Penghapusan abu batu bara dari limbah B3 merupakan usulan dari 16 asosiasi yang tergabung dalam Asosiasi Pengusaha Indonesia (Apindo).
Tahun 2021, pemerintah memperkirakan terdapat 17 juta ton FABA yang dihasilkan dan pada 2050 diperkirakan mencapai 49 juta ton.
Namun, Jatam menyatakan FABA memiliki dampak buruk bagi kesehatan manusia dan lingkungan karena mengandung arsenik, merkuri, kromium, timbal, dan logam berat lainnya.
Ahli kesehatan paru juga menyebut abu batu bara dapat menyebabkan penyakit disebut coal workers pneumoconiosis yang berisiko menimbulkan kematian.
Dalam bagian penjelasan Pasal 459 PP No 22 Tahun 2021 tentang Penyelenggaraan Perlindungan dan Pengelolaan Lingkungan Hidup, abu hasil pembakaran batu bara dari Pembangkit Listrik Tenaga Uap (PLTU) dan kegiatan lainnya tidak termasuk sebagai limbah B3.
Padahal, menurut Johansyah, FABA memiliki beragam partikel beracun, mulai dari arsenik, merkuri, kromium dan logam berat lainnya.
“Dampaknya jika terbang di udara akan menganggu kesehatan pernapasan manusia yang menghirup, lalu kalau mengalir ke air akan merusak biota laut, sungai dan pesisir, dan air juga menjadi asam,” kata Johansyah.
Ia menjelaskan saat FABA masuk dalam limbah B3 saja perusahaan telah abai, apalagi jika dikeluarkan.

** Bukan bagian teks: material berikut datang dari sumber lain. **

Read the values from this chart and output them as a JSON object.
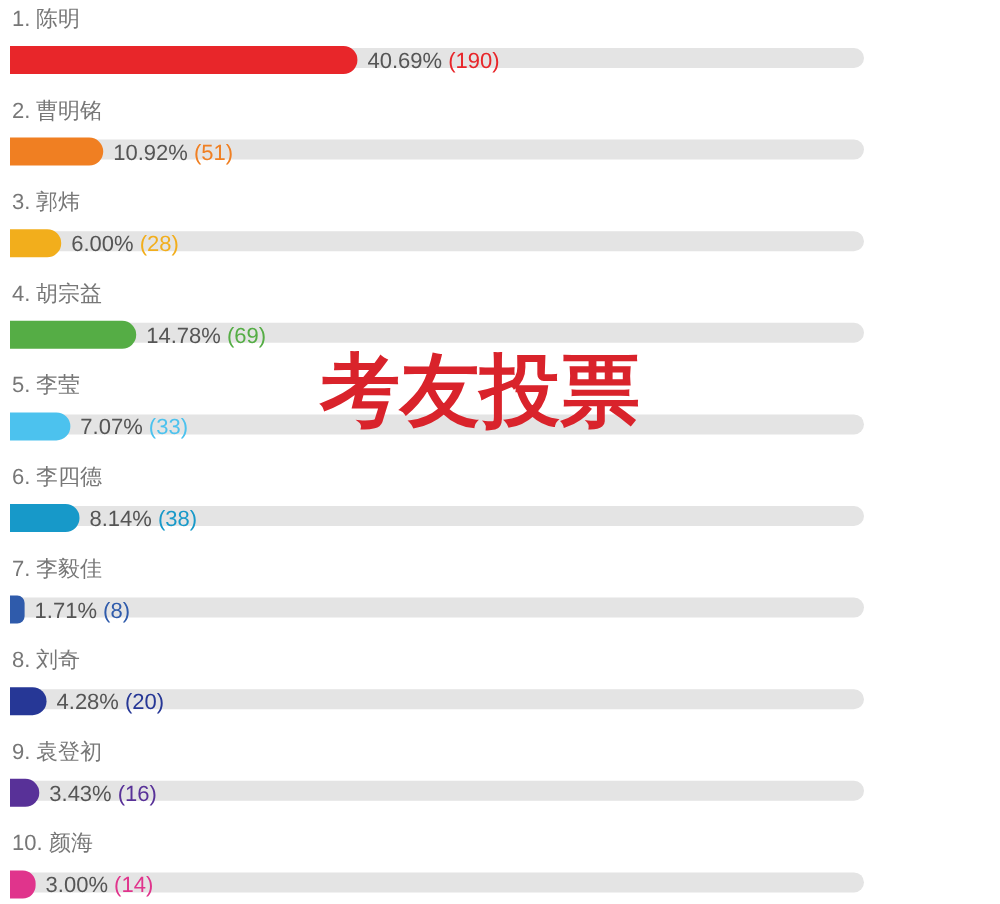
{
  "chart_data": {
    "type": "bar",
    "orientation": "horizontal",
    "title": "考友投票",
    "categories": [
      "1. 陈明",
      "2. 曹明铭",
      "3. 郭炜",
      "4. 胡宗益",
      "5. 李莹",
      "6. 李四德",
      "7. 李毅佳",
      "8. 刘奇",
      "9. 袁登初",
      "10. 颜海"
    ],
    "values": [
      40.69,
      10.92,
      6.0,
      14.78,
      7.07,
      8.14,
      1.71,
      4.28,
      3.43,
      3.0
    ],
    "colors": [
      "#e8262a",
      "#f07f22",
      "#f2ae1c",
      "#55ad45",
      "#4cc2ee",
      "#1799c9",
      "#2f5bab",
      "#263796",
      "#583198",
      "#e0348c"
    ],
    "value_labels": [
      "40.69% (190)",
      "10.92% (51)",
      "6.00% (28)",
      "14.78% (69)",
      "7.07% (33)",
      "8.14% (38)",
      "1.71% (8)",
      "4.28% (20)",
      "3.43% (16)",
      "3.00% (14)"
    ],
    "tick_labels": "y"
  }
}
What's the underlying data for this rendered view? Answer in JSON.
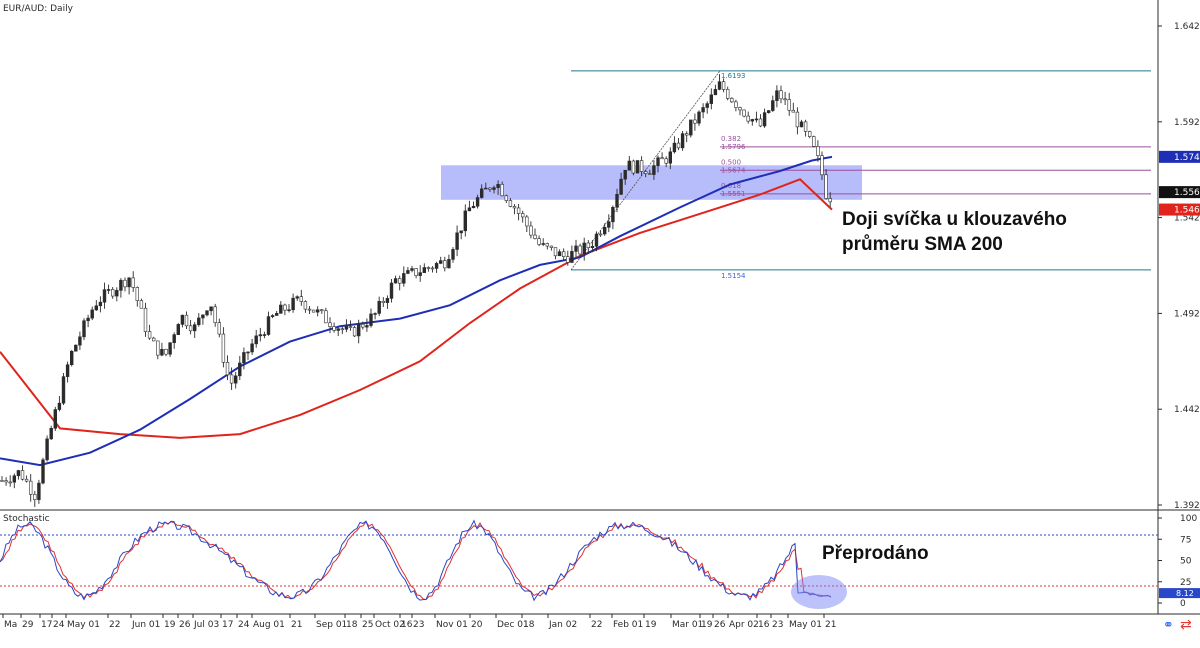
{
  "chart_data": {
    "type": "candlestick",
    "symbol_label": "EUR/AUD: Daily",
    "price_axis": {
      "min": 1.3927,
      "max": 1.6427,
      "ticks": [
        "1.6427",
        "1.5927",
        "1.5427",
        "1.4927",
        "1.4427",
        "1.3927"
      ]
    },
    "time_labels": [
      "Ma",
      "29",
      "17",
      "24",
      "May 01",
      "22",
      "Jun 01",
      "19",
      "26",
      "Jul 03",
      "17",
      "24",
      "Aug 01",
      "21",
      "Sep 01",
      "18",
      "25",
      "Oct 02",
      "16",
      "23",
      "Nov 01",
      "20",
      "Dec 01",
      "18",
      "Jan 02",
      "22",
      "Feb 01",
      "19",
      "Mar 01",
      "19",
      "26",
      "Apr 02",
      "16",
      "23",
      "May 01",
      "21"
    ],
    "price_tags": {
      "sma100_value": "1.5744",
      "close_value": "1.5560",
      "sma200_value": "1.5469"
    },
    "colors": {
      "up": "#26a69a",
      "down": "#ef5350",
      "candle": "#2b2b2b",
      "sma100": "#1f2fb5",
      "sma200": "#e0241b",
      "fib_top": "#1f7a8c",
      "fib_levels": "#9c4f9c",
      "zone": "#7c85f5"
    },
    "fibonacci": {
      "swing_low": "1.5154",
      "swing_high": "1.6193",
      "levels": [
        {
          "ratio": "0.382",
          "price": "1.5796"
        },
        {
          "ratio": "0.500",
          "price": "1.5674"
        },
        {
          "ratio": "0.618",
          "price": "1.5551"
        }
      ]
    },
    "support_zone": {
      "from": 1.552,
      "to": 1.57
    },
    "annotations": {
      "doji": "Doji svíčka u klouzavého průměru SMA 200",
      "doji_line1": "Doji svíčka u klouzavého",
      "doji_line2": "průměru SMA 200",
      "oversold": "Přeprodáno"
    },
    "stochastic": {
      "label": "Stochastic",
      "axis_ticks": [
        "100",
        "75",
        "50",
        "25",
        "0"
      ],
      "upper_level": 80,
      "lower_level": 20,
      "value_label": "8.12",
      "colors": {
        "k": "#2947c9",
        "d": "#e03131"
      }
    }
  }
}
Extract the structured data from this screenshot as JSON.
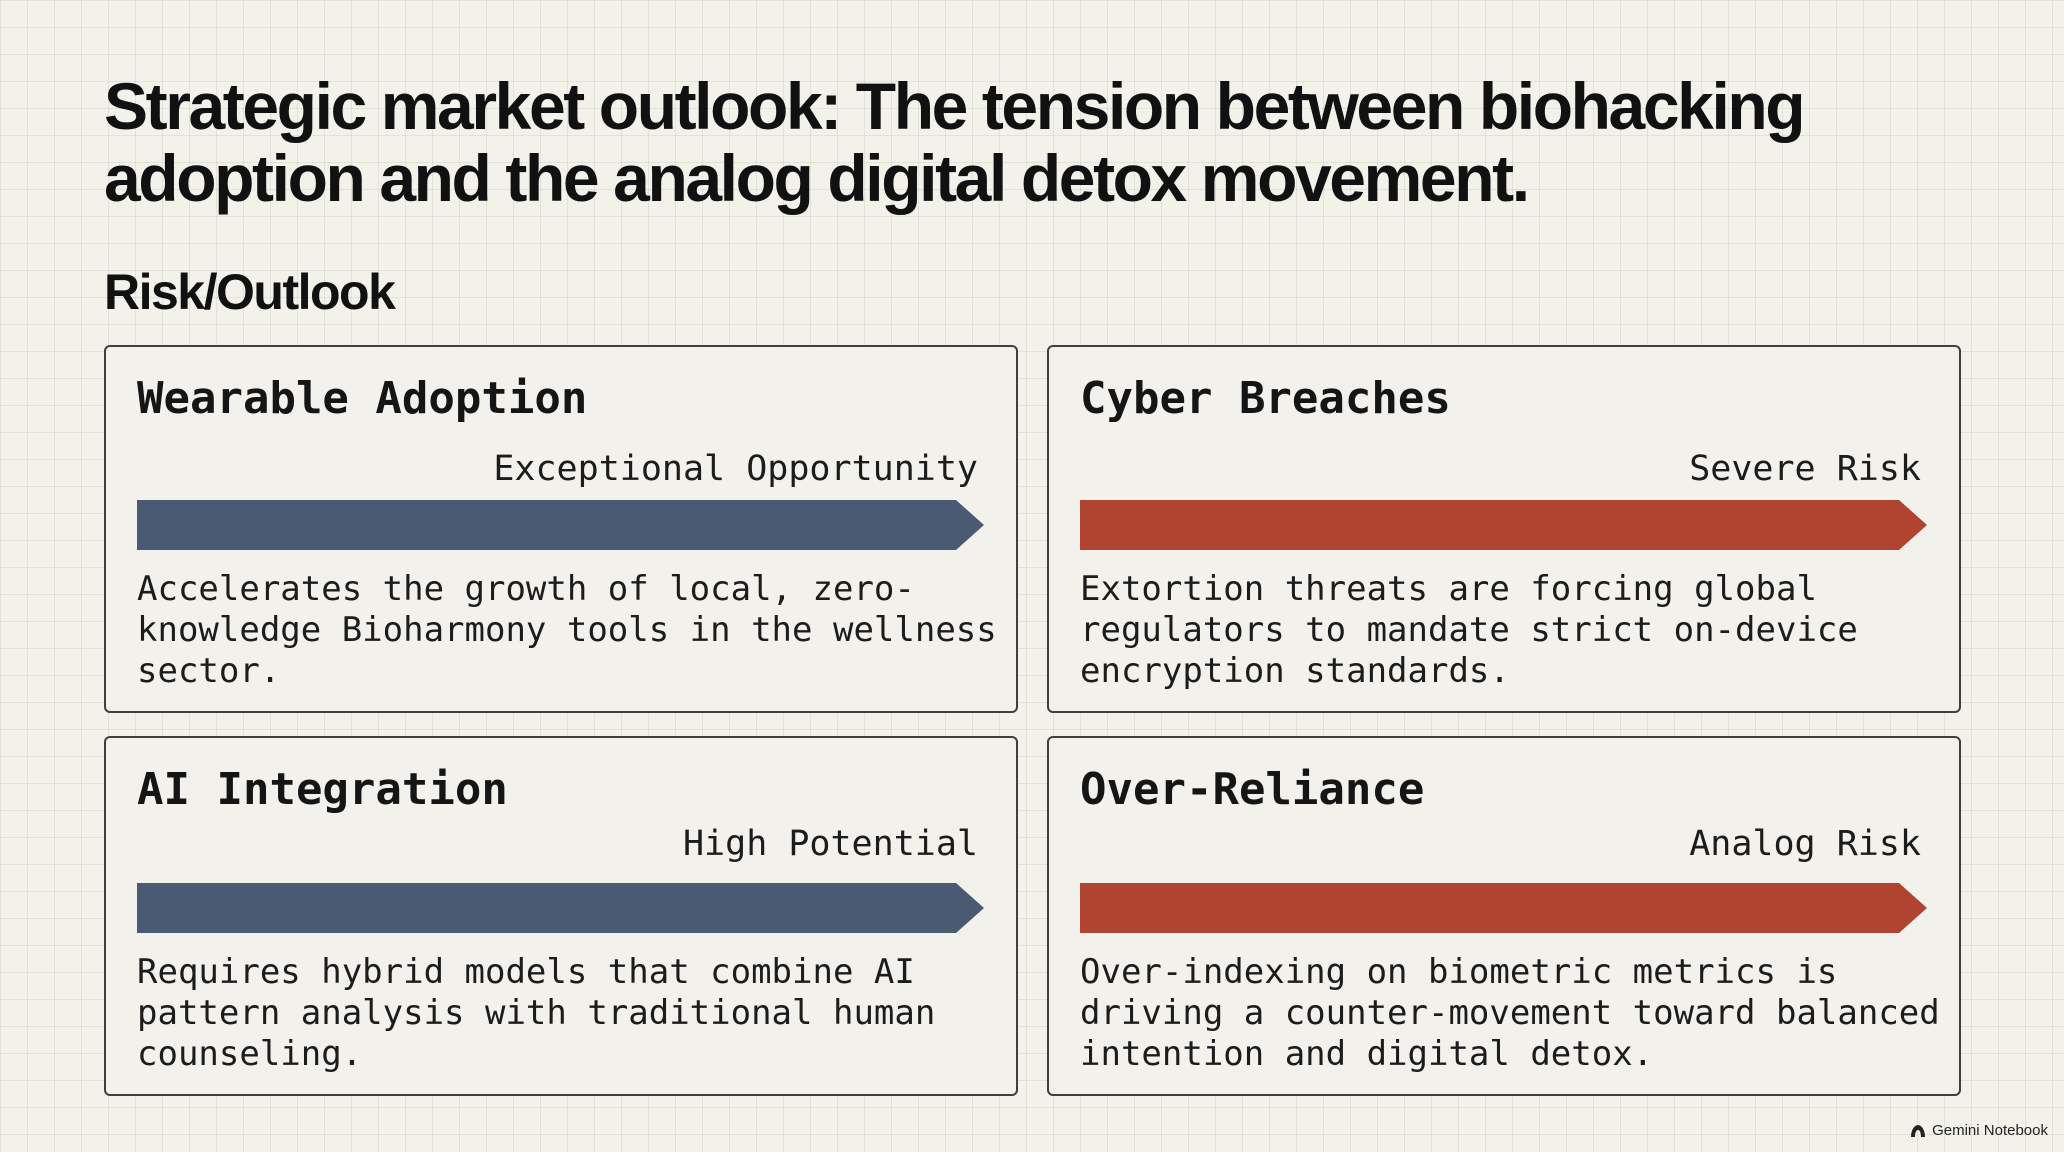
{
  "slide": {
    "title": "Strategic market outlook: The tension between biohacking adoption and the analog digital detox movement.",
    "section_label": "Risk/Outlook"
  },
  "colors": {
    "opportunity_bar": "#4a5a72",
    "risk_bar": "#b04430"
  },
  "cards": [
    {
      "title": "Wearable Adoption",
      "status": "Exceptional Opportunity",
      "level": 1.0,
      "tone": "opportunity",
      "description": "Accelerates the growth of local, zero-knowledge Bioharmony tools in the wellness sector."
    },
    {
      "title": "Cyber Breaches",
      "status": "Severe Risk",
      "level": 1.0,
      "tone": "risk",
      "description": "Extortion threats are forcing global regulators to mandate strict on-device encryption standards."
    },
    {
      "title": "AI Integration",
      "status": "High Potential",
      "level": 1.0,
      "tone": "opportunity",
      "description": "Requires hybrid models that combine AI pattern analysis with traditional human counseling."
    },
    {
      "title": "Over-Reliance",
      "status": "Analog Risk",
      "level": 1.0,
      "tone": "risk",
      "description": "Over-indexing on biometric metrics is driving a counter-movement toward balanced intention and digital detox."
    }
  ],
  "footer": {
    "brand": "Gemini Notebook",
    "icon": "gemini-notebook-logo-icon"
  }
}
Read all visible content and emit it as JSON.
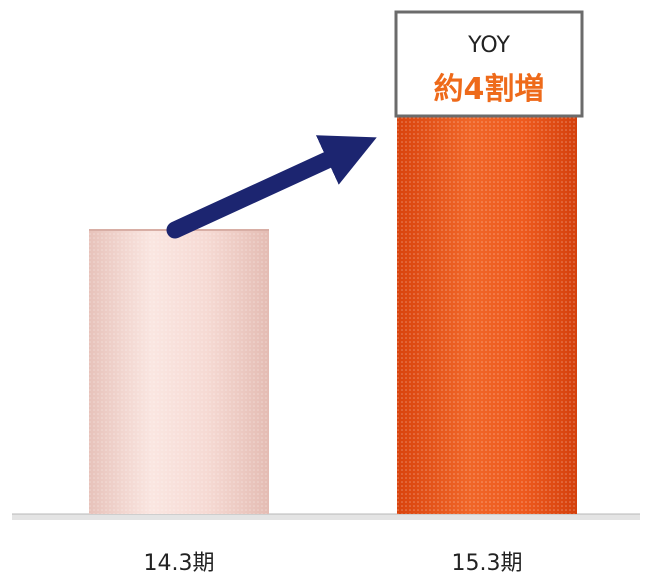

Ia mencontohkan, 14 orang meninggal dunia akibat FABA yang ditimbulkan PLTU batu bara di Palu.
“Mayoritas meninggal karena kanker nasofaring, paru-paru hitam, dan kanker paru-paru. Lalu di Kalimantan Timur, abunya masuk ke sumber air warga saat hujan, dan terbang masuk ke rumah saat musim kering,” kata Johansyah.
“Perusahaan PTLU akan ugal-ugalan mengelola limbah, terjadi polusi di mana-mana, masyarakat sekitar sakit, dan perusahaan lepas tangan karena tidak termasuk B3 dan bukan tanggung jawab perusahaan. Lalu terjadi konflik,” tambahnya.
Ia juga menegaskan, alasan nilai ekonomis FABA menjadi bahan konstruksi dan bangunan seperti batako, dan semen hanyalah ilusi.
“Itu diciptakan untuk menyembunyikan kepentingan sesungguhnya, yaitu mengurangi biaya perusahaan yang besar dalam mengelola limbah dan melepas tanggung jawab sosial dan kesehatan ke masyarakat,” katanya.
Alasannya adalah pertama, ujar Johansyah, penggunaan FABA sangat berbahaya karena memiliki kandungan racun jika digunakan untuk bahan bangunan yang akan menguapkan saat musim kering.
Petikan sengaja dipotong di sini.